Vicdanımızı sızlatma ihtimali olan durumlara algımızı o kadar iyi kapatıyoruz ki duyarsızlığımız artık teknolojiyle yarışır derecede. Toplumdan kulaklıklarla soyutlanma âdeti de bu halimizin bir meyvesi olsa gerek. Yatlar, katlar dizen dilencilerle dolu olduğundan caddelerimiz; gerçekten yardıma muhtaç insanlar da gitgide çapı artan duyarsızlık çemberimize dâhil oldular.
Para artık dilimizin yerine geçmeye başladı, parası olan konuşuyor. Meretin kirine nereden nasıl bulaşsak derdindeyiz. Kanaatkârların sayısı o kadar azaldı ki elimizde kalanları numunelik olarak saklamak gerek, böyle bir özelliğin varlığından sonraki nesillerimizin de haberinin olması için. Bir de jokeyi hırs olan atlar oluverdik. İki küp şekerine çatlarcasına koşuyoruz. Üzerimizden oynanan bahislerden ya haberimiz yok ya da küp şeker sayısını artırınca haberimiz olmayıveriyor.
Saygı, yok edilmesi gerekenler listesine alınmış gibi. Nereden nasıl gereksizliğini ispatlasak derdindeyiz. Sevgiyi de çantalara, ayakkabılara, telefonlara, evcil hayvanlara, takılara, arabalara harcar olduk. Ha bir de babamıza bile güvenmememiz gerektiğine inandığımızı söylemiyorum bile. Kuyumuzu kimin kazacağı belli olmaz, ne de olsa ortalık kürek satıcılarıyla dolu.
Cinayetler, dayak atan cümleler, dövülen eşler, dökülen dişler, kutsal fanatizm savaşları, kesen gözler. İyice şiddet yanlısı olduk. Kumandanın düğmesine bile daha şiddetle basıyoruz. Geçimsizlikler, baş ağrıları bile şiddetli… Merhameti de çarpıp kaçtığımız insanların yolu kaplayan kanlarında bıraktık. O yüzden hiç kendimizi kötü hissetmedik yaşlanan anne babamızı huzursuzluk mabedi olan huzurevlerinde bırakırken.
Bir zamanlar Batının peşinden salya saçarak koşarken, şimdi onlara toz yutturacak radde geldik. Ama bizim de yuttuklarımız arttı; uyku ilaçları, antidepresanlar, hipnotikler, sedatifler… Yalnızlığımıza ve mutsuzluğumuza çare bulamaz hâle geldik. Hatta huzur bazıları için sadece bir roman adı olarak kaldı.

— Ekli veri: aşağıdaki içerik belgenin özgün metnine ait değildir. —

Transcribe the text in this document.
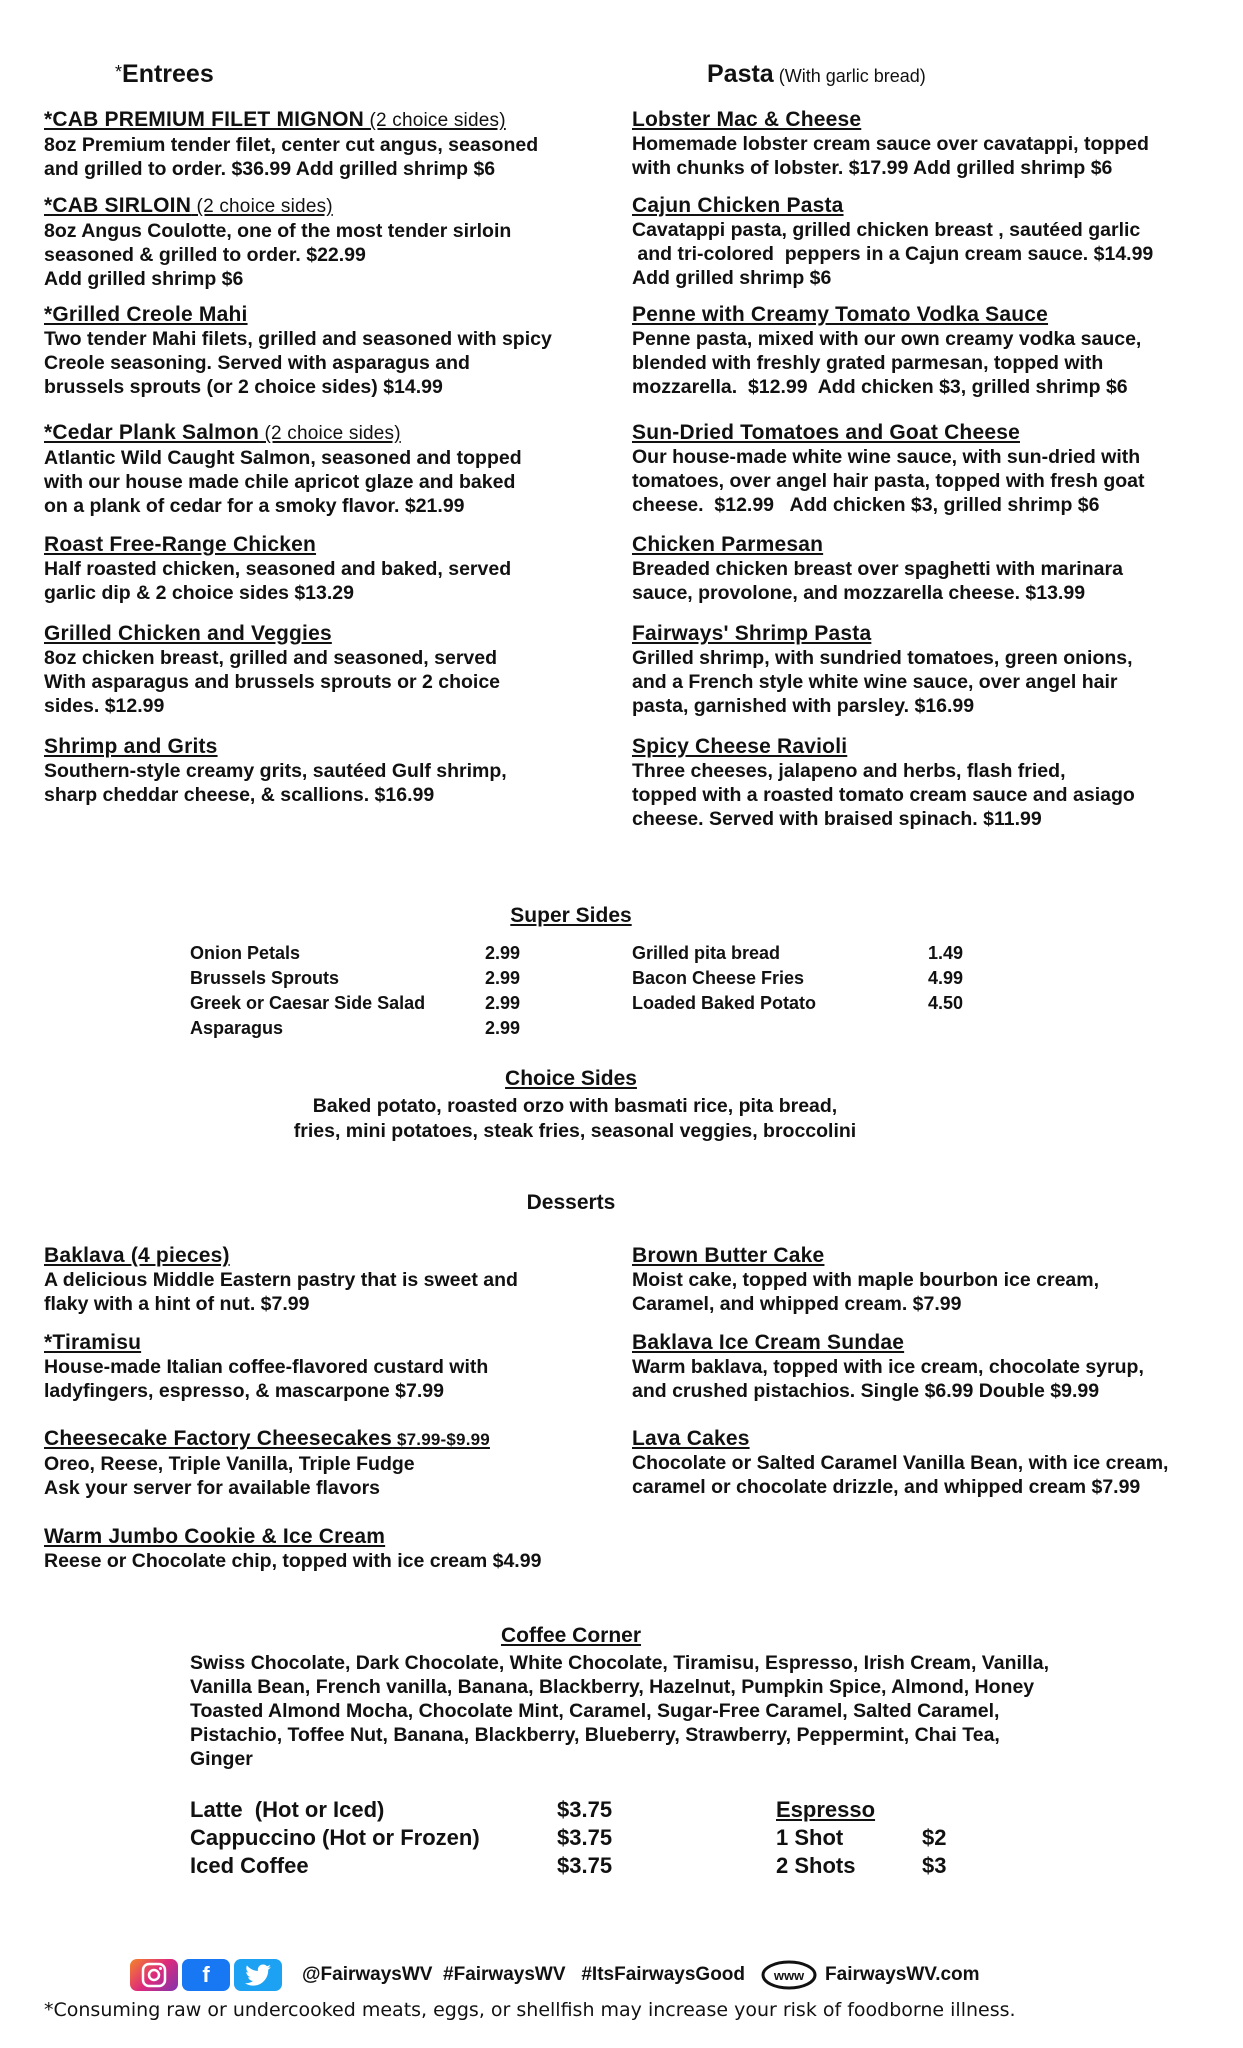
*Entrees
*CAB PREMIUM FILET MIGNON (2 choice sides)
8oz Premium tender filet, center cut angus, seasoned
and grilled to order. $36.99 Add grilled shrimp $6
*CAB SIRLOIN (2 choice sides)
8oz Angus Coulotte, one of the most tender sirloin
seasoned & grilled to order. $22.99
Add grilled shrimp $6
*Grilled Creole Mahi
Two tender Mahi filets, grilled and seasoned with spicy
Creole seasoning. Served with asparagus and
brussels sprouts (or 2 choice sides) $14.99
*Cedar Plank Salmon (2 choice sides)
Atlantic Wild Caught Salmon, seasoned and topped
with our house made chile apricot glaze and baked
on a plank of cedar for a smoky flavor. $21.99
Roast Free-Range Chicken
Half roasted chicken, seasoned and baked, served
garlic dip & 2 choice sides $13.29
Grilled Chicken and Veggies
8oz chicken breast, grilled and seasoned, served
With asparagus and brussels sprouts or 2 choice
sides. $12.99
Shrimp and Grits
Southern-style creamy grits, sautéed Gulf shrimp,
sharp cheddar cheese, & scallions. $16.99
Pasta (With garlic bread)
Lobster Mac & Cheese
Homemade lobster cream sauce over cavatappi, topped
with chunks of lobster. $17.99 Add grilled shrimp $6
Cajun Chicken Pasta
Cavatappi pasta, grilled chicken breast , sautéed garlic
and tri-colored  peppers in a Cajun cream sauce. $14.99
Add grilled shrimp $6
Penne with Creamy Tomato Vodka Sauce
Penne pasta, mixed with our own creamy vodka sauce,
blended with freshly grated parmesan, topped with
mozzarella.  $12.99  Add chicken $3, grilled shrimp $6
Sun-Dried Tomatoes and Goat Cheese
Our house-made white wine sauce, with sun-dried with
tomatoes, over angel hair pasta, topped with fresh goat
cheese.  $12.99   Add chicken $3, grilled shrimp $6
Chicken Parmesan
Breaded chicken breast over spaghetti with marinara
sauce, provolone, and mozzarella cheese. $13.99
Fairways' Shrimp Pasta
Grilled shrimp, with sundried tomatoes, green onions,
and a French style white wine sauce, over angel hair
pasta, garnished with parsley. $16.99
Spicy Cheese Ravioli
Three cheeses, jalapeno and herbs, flash fried,
topped with a roasted tomato cream sauce and asiago
cheese. Served with braised spinach. $11.99
Super Sides
Onion Petals	2.99
Brussels Sprouts	2.99
Greek or Caesar Side Salad	2.99
Asparagus	2.99
Grilled pita bread	1.49
Bacon Cheese Fries	4.99
Loaded Baked Potato	4.50
Choice Sides
Baked potato, roasted orzo with basmati rice, pita bread,
fries, mini potatoes, steak fries, seasonal veggies, broccolini
Desserts
Baklava (4 pieces)
A delicious Middle Eastern pastry that is sweet and
flaky with a hint of nut. $7.99
*Tiramisu
House-made Italian coffee-flavored custard with
ladyfingers, espresso, & mascarpone $7.99
Cheesecake Factory Cheesecakes $7.99-$9.99
Oreo, Reese, Triple Vanilla, Triple Fudge
Ask your server for available flavors
Warm Jumbo Cookie & Ice Cream
Reese or Chocolate chip, topped with ice cream $4.99
Brown Butter Cake
Moist cake, topped with maple bourbon ice cream,
Caramel, and whipped cream. $7.99
Baklava Ice Cream Sundae
Warm baklava, topped with ice cream, chocolate syrup,
and crushed pistachios. Single $6.99 Double $9.99
Lava Cakes
Chocolate or Salted Caramel Vanilla Bean, with ice cream,
caramel or chocolate drizzle, and whipped cream $7.99
Coffee Corner
Swiss Chocolate, Dark Chocolate, White Chocolate, Tiramisu, Espresso, Irish Cream, Vanilla,
Vanilla Bean, French vanilla, Banana, Blackberry, Hazelnut, Pumpkin Spice, Almond, Honey
Toasted Almond Mocha, Chocolate Mint, Caramel, Sugar-Free Caramel, Salted Caramel,
Pistachio, Toffee Nut, Banana, Blackberry, Blueberry, Strawberry, Peppermint, Chai Tea,
Ginger
Latte  (Hot or Iced)	$3.75
Cappuccino (Hot or Frozen)	$3.75
Iced Coffee	$3.75
Espresso
1 Shot	$2
2 Shots	$3
f	@FairwaysWV  #FairwaysWV   #ItsFairwaysGood www FairwaysWV.com
*Consuming raw or undercooked meats, eggs, or shellfish may increase your risk of foodborne illness.
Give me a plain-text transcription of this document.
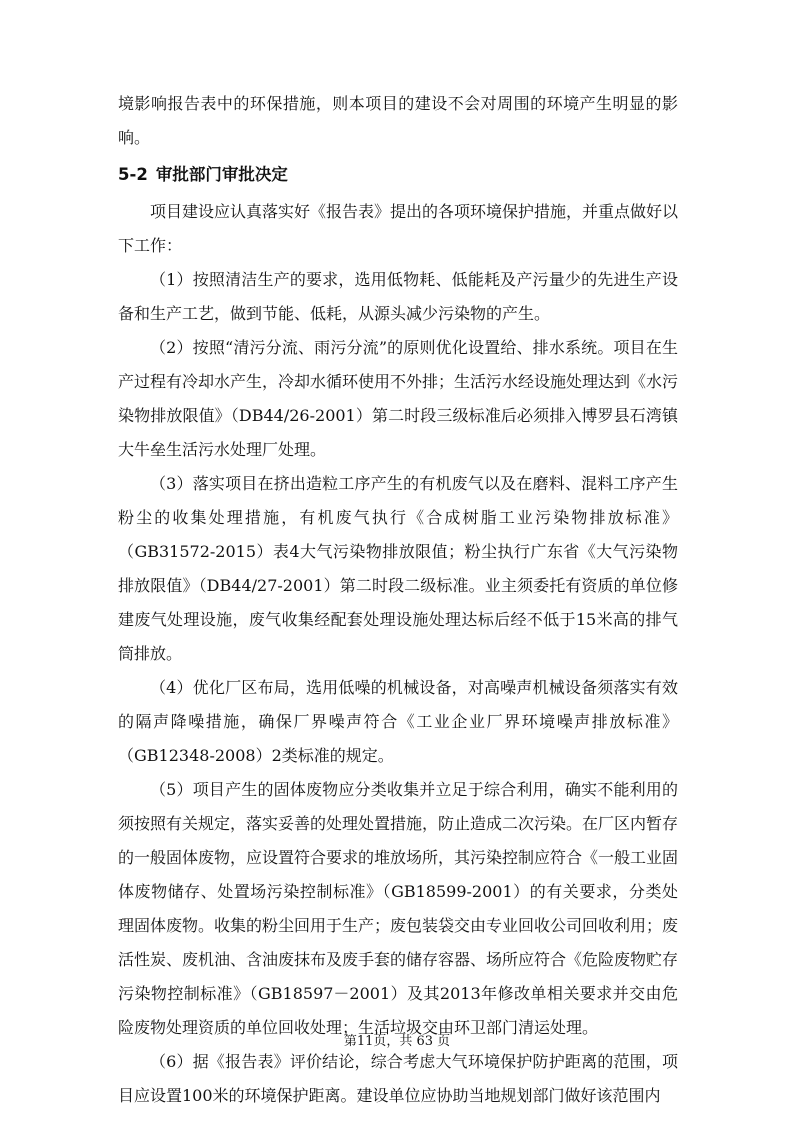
境影响报告表中的环保措施，则本项目的建设不会对周围的环境产生明显的影响。

5-2 审批部门审批决定

项目建设应认真落实好《报告表》提出的各项环境保护措施，并重点做好以下工作：

（1）按照清洁生产的要求，选用低物耗、低能耗及产污量少的先进生产设备和生产工艺，做到节能、低耗，从源头减少污染物的产生。

（2）按照“清污分流、雨污分流”的原则优化设置给、排水系统。项目在生产过程有冷却水产生，冷却水循环使用不外排；生活污水经设施处理达到《水污染物排放限值》（DB44/26-2001）第二时段三级标准后必须排入博罗县石湾镇大牛垒生活污水处理厂处理。

（3）落实项目在挤出造粒工序产生的有机废气以及在磨料、混料工序产生粉尘的收集处理措施，有机废气执行《合成树脂工业污染物排放标准》（GB31572-2015）表4大气污染物排放限值；粉尘执行广东省《大气污染物排放限值》（DB44/27-2001）第二时段二级标准。业主须委托有资质的单位修建废气处理设施，废气收集经配套处理设施处理达标后经不低于15米高的排气筒排放。

（4）优化厂区布局，选用低噪的机械设备，对高噪声机械设备须落实有效的隔声降噪措施，确保厂界噪声符合《工业企业厂界环境噪声排放标准》（GB12348-2008）2类标准的规定。

（5）项目产生的固体废物应分类收集并立足于综合利用，确实不能利用的须按照有关规定，落实妥善的处理处置措施，防止造成二次污染。在厂区内暂存的一般固体废物，应设置符合要求的堆放场所，其污染控制应符合《一般工业固体废物储存、处置场污染控制标准》（GB18599-2001）的有关要求，分类处理固体废物。收集的粉尘回用于生产；废包装袋交由专业回收公司回收利用；废活性炭、废机油、含油废抹布及废手套的储存容器、场所应符合《危险废物贮存污染物控制标准》（GB18597－2001）及其2013年修改单相关要求并交由危险废物处理资质的单位回收处理；生活垃圾交由环卫部门清运处理。

（6）据《报告表》评价结论，综合考虑大气环境保护防护距离的范围，项目应设置100米的环境保护距离。建设单位应协助当地规划部门做好该范围内

第11页，共 63 页
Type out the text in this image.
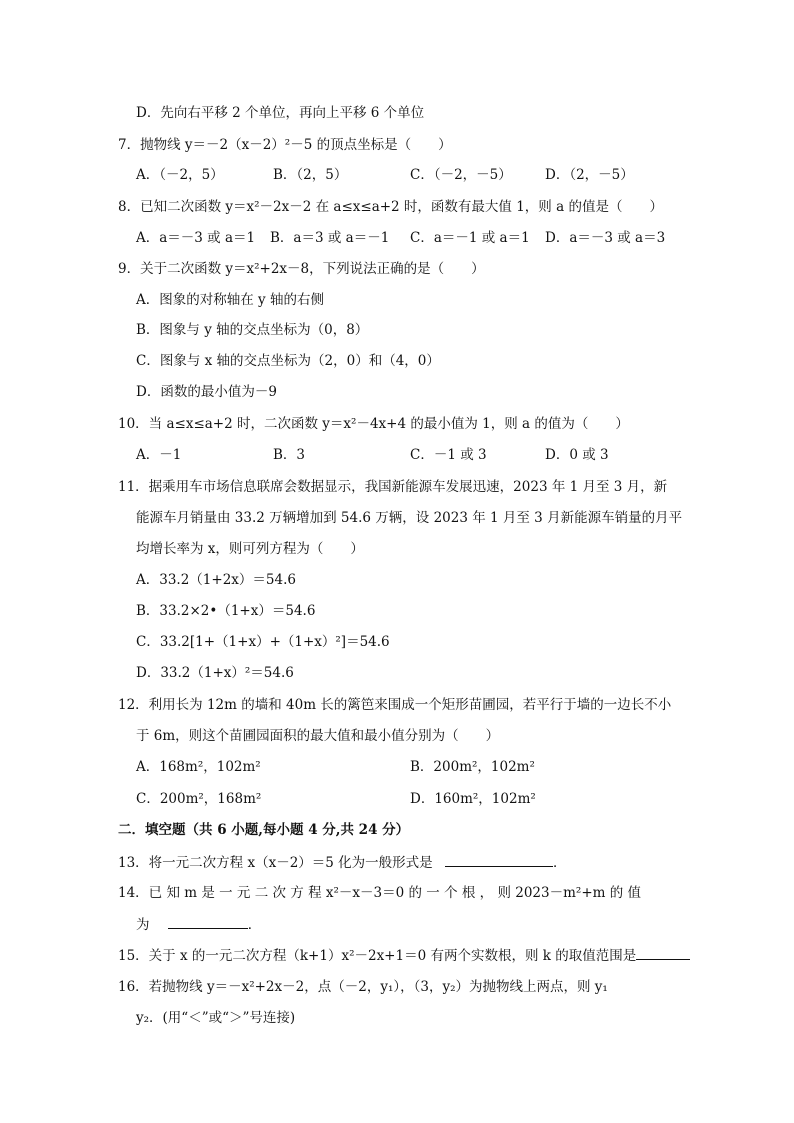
D．先向右平移 2 个单位，再向上平移 6 个单位
7．抛物线 y＝－2（x－2）²－5 的顶点坐标是（　　）
A．（－2，5）	B．（2，5）	C．（－2，－5） D．（2，－5）
8．已知二次函数 y＝x²－2x－2 在 a≤x≤a+2 时，函数有最大值 1，则 a 的值是（　　）
A．a＝－3 或 a＝1 B．a＝3 或 a＝－1 C．a＝－1 或 a＝1 D．a＝－3 或 a＝3
9．关于二次函数 y＝x²+2x－8，下列说法正确的是（　　）
A．图象的对称轴在 y 轴的右侧
B．图象与 y 轴的交点坐标为（0，8）
C．图象与 x 轴的交点坐标为（2，0）和（4，0）
D．函数的最小值为－9
10．当 a≤x≤a+2 时，二次函数 y＝x²－4x+4 的最小值为 1，则 a 的值为（　　）
A．－1	B．3	C．－1 或 3	D．0 或 3
11．据乘用车市场信息联席会数据显示，我国新能源车发展迅速，2023 年 1 月至 3 月，新
能源车月销量由 33.2 万辆增加到 54.6 万辆，设 2023 年 1 月至 3 月新能源车销量的月平
均增长率为 x，则可列方程为（　　）
A．33.2（1+2x）＝54.6
B．33.2×2•（1+x）＝54.6
C．33.2[1+（1+x）+（1+x）²]＝54.6
D．33.2（1+x）²＝54.6
12．利用长为 12m 的墙和 40m 长的篱笆来围成一个矩形苗圃园，若平行于墙的一边长不小
于 6m，则这个苗圃园面积的最大值和最小值分别为（　　）
A．168m²，102m²	B．200m²，102m²
C．200m²，168m²	D．160m²，102m²
二．填空题（共 6 小题,每小题 4 分,共 24 分）
13．将一元二次方程 x（x－2）＝5 化为一般形式是	．
14．已 知 m 是 一 元 二 次 方 程 x²－x－3＝0 的 一 个 根 ， 则 2023－m²+m 的 值
为	．
15．关于 x 的一元二次方程（k+1）x²－2x+1＝0 有两个实数根，则 k 的取值范围是
16．若抛物线 y＝－x²+2x－2，点（－2，y₁），（3，y₂）为抛物线上两点，则 y₁
y₂．(用“＜”或“＞”号连接)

Domino taşları gibi yok oluşta birbirini izledi insani özelliklerimiz. Ölen değerler mezarlığının sakinleri arttıkça dünyanın yaşanabilirliği azalmaya başladı. İnsanlık öldü diyoruz, ümidimizi kesmişiz bir kere. Kimse açık mezarın başına gidip de elinden tutup kaldırmaya yeltenmiyor. Yeltenenleri de samimiyetsizlik ve çıkarcılıkla suçluyoruz.
Kâinatın nefes alıp verişini duyabilirsek tüm sağırlığımızdan kurtulabileceğimizin bilincinde olanlar olmalıydık; bomba, kurşun, feryat seslerine bağışıklık kazananlardan değil. Eğer ateşe yetişmeye çalışan bir karıncanın önüne çıkarsak, ağzında taşıdığı suda boğulacağımızı bilenler olmamız gerekirken, günlerimiz kan içinde yüzüyor fakat bir boğulanımız bile yok.
Açlıktan bir çocuk daha ölüyor, bir kürek toprak mezara kendi atlıyor.
İnsanlığımızı gömüyoruz. Neyse ki başımız sağ!